Estas fueron, de maneras diversas como veremos, características de los troncos centrales desde donde fue forjándose el patrimonio musical puertorriqueño. Pero completemos antes esta apretada caracterización de la salsa

 La naturaleza sorpresiva e indeterminada de su variada y libre combinación de elementos y formas se fortalece además con otras dos prácticas que han venido a formar parte de lo que se considera la mejor manera de “salsear”: la improvisación verbal o “soneo” y la improvisación instrumental o “descargas”.

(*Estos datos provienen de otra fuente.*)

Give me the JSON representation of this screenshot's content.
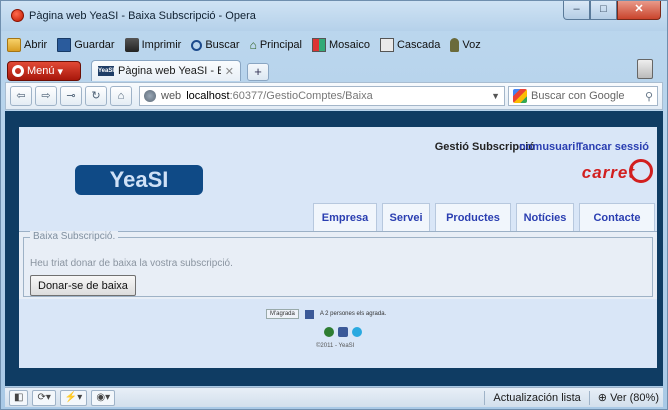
{
  "window": {
    "title": "Pàgina web YeaSI - Baixa Subscripció - Opera",
    "minimize_symbol": "–",
    "maximize_symbol": "□",
    "close_symbol": "✕"
  },
  "bookmarks": [
    {
      "label": "Abrir",
      "icon": "folder-icon"
    },
    {
      "label": "Guardar",
      "icon": "save-icon"
    },
    {
      "label": "Imprimir",
      "icon": "print-icon"
    },
    {
      "label": "Buscar",
      "icon": "search-icon"
    },
    {
      "label": "Principal",
      "icon": "home-icon"
    },
    {
      "label": "Mosaico",
      "icon": "mosaic-icon"
    },
    {
      "label": "Cascada",
      "icon": "cascade-icon"
    },
    {
      "label": "Voz",
      "icon": "microphone-icon"
    }
  ],
  "tabs": {
    "menu_label": "Menú",
    "active_tab": "Pàgina web YeaSI - Bai...",
    "favicon_text": "YeaSI",
    "close_symbol": "✕",
    "new_tab_symbol": "+"
  },
  "address": {
    "back": "⇦",
    "forward": "⇨",
    "key": "⊸",
    "reload": "↻",
    "home": "⌂",
    "label": "web",
    "host": "localhost",
    "path": ":60377/GestioComptes/Baixa",
    "search_placeholder": "Buscar con Google"
  },
  "page": {
    "header": {
      "gestio_label": "Gestió Subscripció",
      "username": "nomusuari!",
      "logout": "Tancar sessió",
      "carret_logo_text": "carret",
      "yeasi_logo_text": "YeaSI"
    },
    "nav": [
      {
        "label": "Empresa",
        "width": 64
      },
      {
        "label": "Servei",
        "width": 48
      },
      {
        "label": "Productes",
        "width": 76
      },
      {
        "label": "Notícies",
        "width": 58
      },
      {
        "label": "Contacte",
        "width": 76
      }
    ],
    "section": {
      "legend": "Baixa Subscripció.",
      "message": "Heu triat donar de baixa la vostra subscripció.",
      "button": "Donar-se de baixa"
    },
    "footer": {
      "like_button": "M'agrada",
      "like_text": "A 2 persones els agrada.",
      "copyright": "©2011 - YeaSI"
    }
  },
  "statusbar": {
    "update_label": "Actualización lista",
    "zoom_label": "Ver (80%)"
  }
}
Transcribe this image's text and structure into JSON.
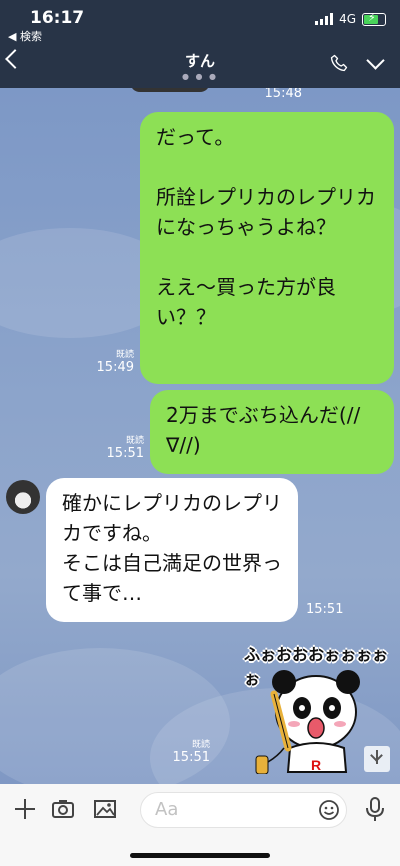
{
  "status": {
    "time": "16:17",
    "back_app": "◀ 検索",
    "network": "4G"
  },
  "header": {
    "title": "すん",
    "page_dots": "● ● ●"
  },
  "messages": [
    {
      "side": "right",
      "time": "15:48"
    },
    {
      "side": "right",
      "text": "だって。\n\n所詮レプリカのレプリカになっちゃうよね？\n\nええ〜買った方が良い？？",
      "read": "既読",
      "time": "15:49"
    },
    {
      "side": "right",
      "text": "2万までぶち込んだ(//∇//)",
      "read": "既読",
      "time": "15:51"
    },
    {
      "side": "left",
      "text": "確かにレプリカのレプリカですね。\nそこは自己満足の世界って事で…",
      "time": "15:51"
    },
    {
      "side": "right",
      "type": "sticker",
      "sticker_text": "ふぉおおおぉぉぉぉぉ",
      "badge": "R",
      "read": "既読",
      "time": "15:51"
    }
  ],
  "input": {
    "placeholder": "Aa"
  },
  "icons": [
    "back-icon",
    "phone-icon",
    "chevron-down-icon",
    "plus-icon",
    "camera-icon",
    "image-icon",
    "emoji-icon",
    "mic-icon"
  ]
}
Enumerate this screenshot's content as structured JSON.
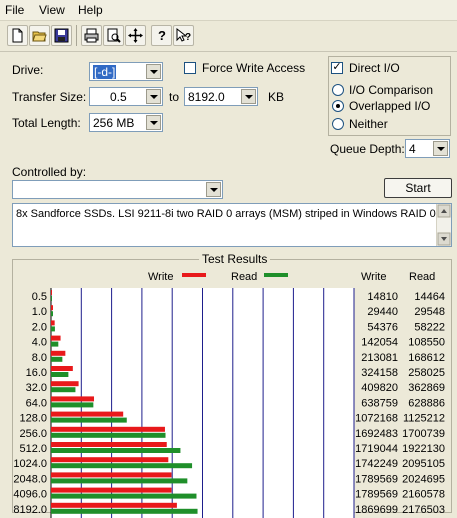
{
  "menu": [
    "File",
    "View",
    "Help"
  ],
  "toolbar_icons": [
    "new-file-icon",
    "open-folder-icon",
    "save-icon",
    "print-icon",
    "print-preview-icon",
    "move-icon",
    "help-icon",
    "context-help-icon"
  ],
  "form": {
    "drive_label": "Drive:",
    "drive_value": "[-d-]",
    "transfer_size_label": "Transfer Size:",
    "transfer_from": "0.5",
    "to_label": "to",
    "transfer_to": "8192.0",
    "kb_label": "KB",
    "total_length_label": "Total Length:",
    "total_length_value": "256 MB",
    "force_write_label": "Force Write Access",
    "force_write_checked": false,
    "direct_io_label": "Direct I/O",
    "direct_io_checked": true,
    "io_comparison_label": "I/O Comparison",
    "overlapped_io_label": "Overlapped I/O",
    "neither_label": "Neither",
    "selected_mode": "Overlapped I/O",
    "queue_depth_label": "Queue Depth:",
    "queue_depth_value": "4",
    "controlled_by_label": "Controlled by:",
    "controlled_by_value": "",
    "start_label": "Start",
    "description": "8x Sandforce SSDs. LSI 9211-8i two RAID 0 arrays (MSM) striped in Windows RAID 0."
  },
  "results": {
    "title": "Test Results",
    "write_legend": "Write",
    "read_legend": "Read",
    "write_col": "Write",
    "read_col": "Read"
  },
  "colors": {
    "write": "#e8191b",
    "read": "#1f8f2a",
    "grid": "#1e1e8c"
  },
  "chart_data": {
    "type": "bar",
    "orientation": "horizontal",
    "categories": [
      "0.5",
      "1.0",
      "2.0",
      "4.0",
      "8.0",
      "16.0",
      "32.0",
      "64.0",
      "128.0",
      "256.0",
      "512.0",
      "1024.0",
      "2048.0",
      "4096.0",
      "8192.0"
    ],
    "series": [
      {
        "name": "Write",
        "values": [
          14810,
          29440,
          54376,
          142054,
          213081,
          324158,
          409820,
          638759,
          1072168,
          1692483,
          1719044,
          1742249,
          1789569,
          1789569,
          1869699
        ]
      },
      {
        "name": "Read",
        "values": [
          14464,
          29548,
          58222,
          108550,
          168612,
          258025,
          362869,
          628886,
          1125212,
          1700739,
          1922130,
          2095105,
          2024695,
          2160578,
          2176503
        ]
      }
    ],
    "xlim": [
      0,
      4500000
    ],
    "grid": true
  }
}
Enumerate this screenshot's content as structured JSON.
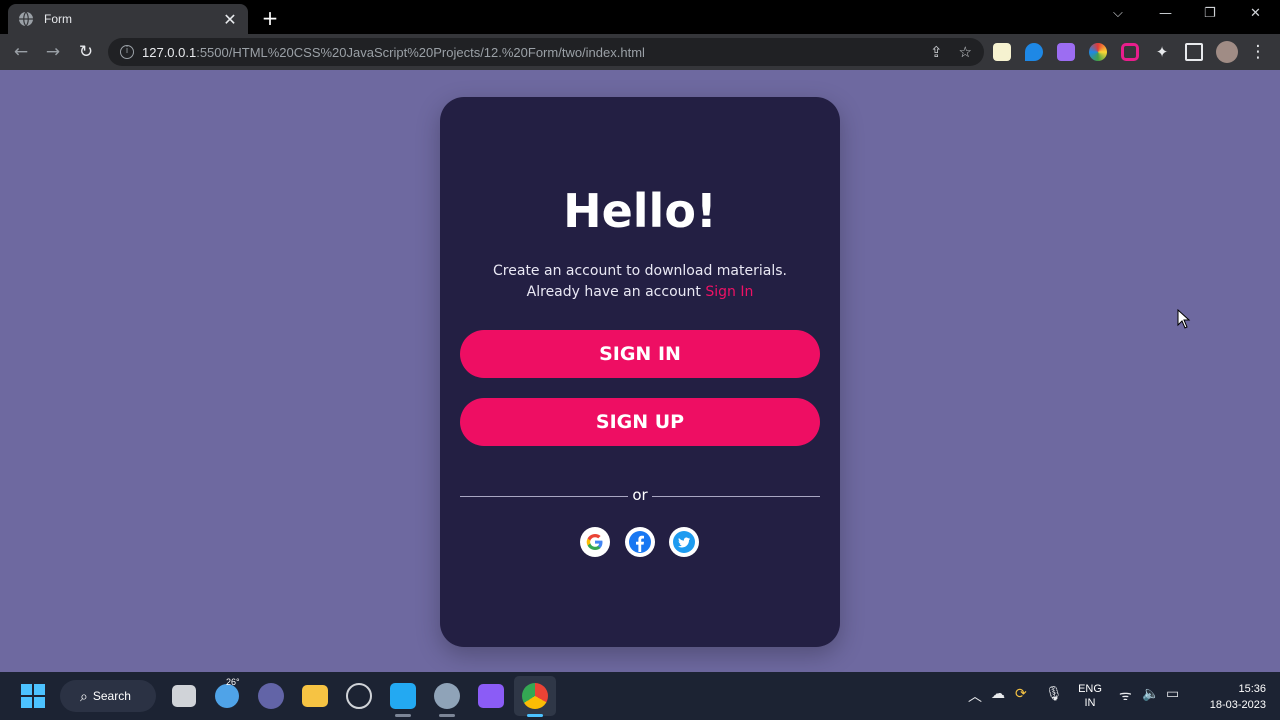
{
  "browser": {
    "tab_title": "Form",
    "close_tab": "✕",
    "new_tab": "+",
    "url_host": "127.0.0.1",
    "url_rest": ":5500/HTML%20CSS%20JavaScript%20Projects/12.%20Form/two/index.html"
  },
  "page": {
    "heading": "Hello!",
    "subtitle_line1": "Create an account to download materials.",
    "subtitle_line2": "Already have an account",
    "signin_link": "Sign In",
    "signin_button": "SIGN IN",
    "signup_button": "SIGN UP",
    "divider_text": "or"
  },
  "taskbar": {
    "search_label": "Search",
    "weather_badge": "26°",
    "lang_line1": "ENG",
    "lang_line2": "IN",
    "time": "15:36",
    "date": "18-03-2023"
  },
  "colors": {
    "page_bg": "#6e69a0",
    "card_bg": "#231f43",
    "accent": "#ee0e63"
  }
}
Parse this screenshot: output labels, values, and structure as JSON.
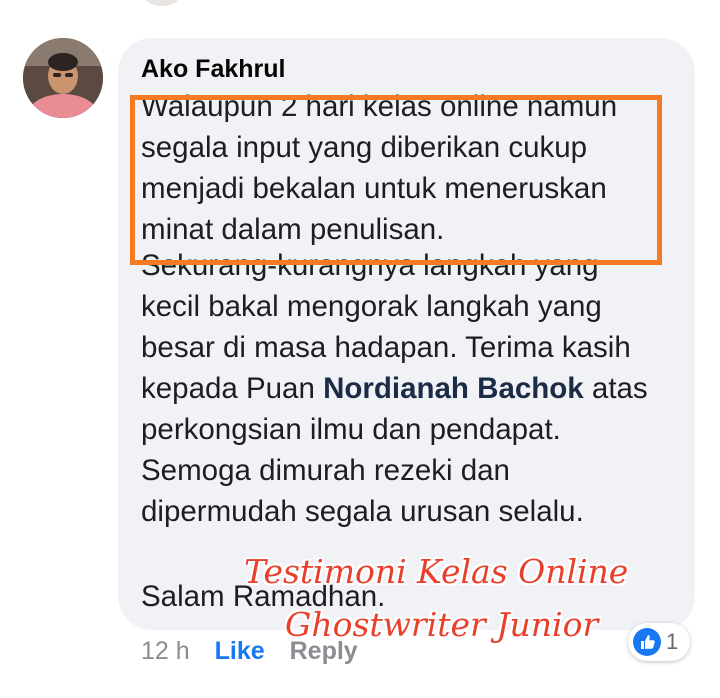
{
  "comment": {
    "author": "Ako Fakhrul",
    "highlighted_lines": [
      "Walaupun 2 hari kelas online namun",
      "segala input yang diberikan cukup",
      "menjadi bekalan untuk meneruskan",
      "minat dalam penulisan."
    ],
    "rest_lines_before_mention": [
      "Sekurang-kurangnya langkah yang",
      "kecil bakal mengorak langkah yang",
      "besar di masa hadapan. Terima kasih"
    ],
    "mention_prefix": "kepada Puan ",
    "mention_name": "Nordianah Bachok",
    "mention_suffix": " atas",
    "rest_lines_after_mention": [
      "perkongsian ilmu dan pendapat.",
      "Semoga dimurah rezeki dan",
      "dipermudah segala urusan selalu."
    ],
    "closing": "Salam Ramadhan."
  },
  "watermark": {
    "line1": "Testimoni Kelas Online",
    "line2": "Ghostwriter Junior"
  },
  "actions": {
    "time": "12 h",
    "like_label": "Like",
    "reply_label": "Reply"
  },
  "reactions": {
    "icon": "like-icon",
    "count": "1"
  },
  "colors": {
    "bubble": "#f0f2f5",
    "highlight_border": "#f57a22",
    "like_link": "#1877f2",
    "watermark": "#e8402d"
  }
}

Es preciso explicar antes que la salsa, como el jazz y otras músicas afroamericanas, combinan dos importantes tradiciones de elaboración sonora. Por un lado, la tradición de la composición, con la que un creador ha imaginado el desarrollo posible de unas ideas musicales que plasma en una partitura previo a que los músicos comiencen a tocar. Ese proceso creativo —que permite la reflexión, las posibles rutas descartadas, la vuelta atrás para modificar o pulir— posibilita el logro de un sentido dramático al concebir la obra como un sistema delimitado con principio, desarrollo, clímax y desenlace identificables al oído. Por otro lado, limita a los ejecutantes a la interpretación. La otra gran tradición sonora —llamada comúnmente canción abierta u “open-ended”— se basa en la comunicación entre los músicos en el proceso mismo de elaborar alguna idea o sentimiento. Depende de la improvisación y la empatía en el proceso de comunicación, no sólo entre los agentes sonoros, sino también entre ellos y los bailadores; abre las posibilidades a la creatividad del conjunto, pero limita el sentido estructural dramático que puede imprimirle una línea de desarrollo sofisticadamente desarrollada ante su propia indefinición.

La salsa intenta reunir la posible riqueza expresiva de ambas tradiciones. Se inicia con una composición que marca la estructura dramática fundamental, pero de inmediato pasa a una sesión antifonal o responsorial donde, ante un coro que repite alguna idea central, el cantante solista (o sonero) improvisa sus elaboraciones. Se distingue de formas tradicionales que seguían esta combinación, como el son y la guaracha, por el carácter muy libre de su métrica y rima, que elaboran síncopas (o ritmos desplazados) frente a la regularidad “hispana” del estribillo del coro, casi siempre en octosílabos. El espacio de un soneo en vivo es absolutamente elástico. Dependerá de la habilidad e inspiración del sonero y de la empatía que logre desarrollar con el público bailador o que escucha.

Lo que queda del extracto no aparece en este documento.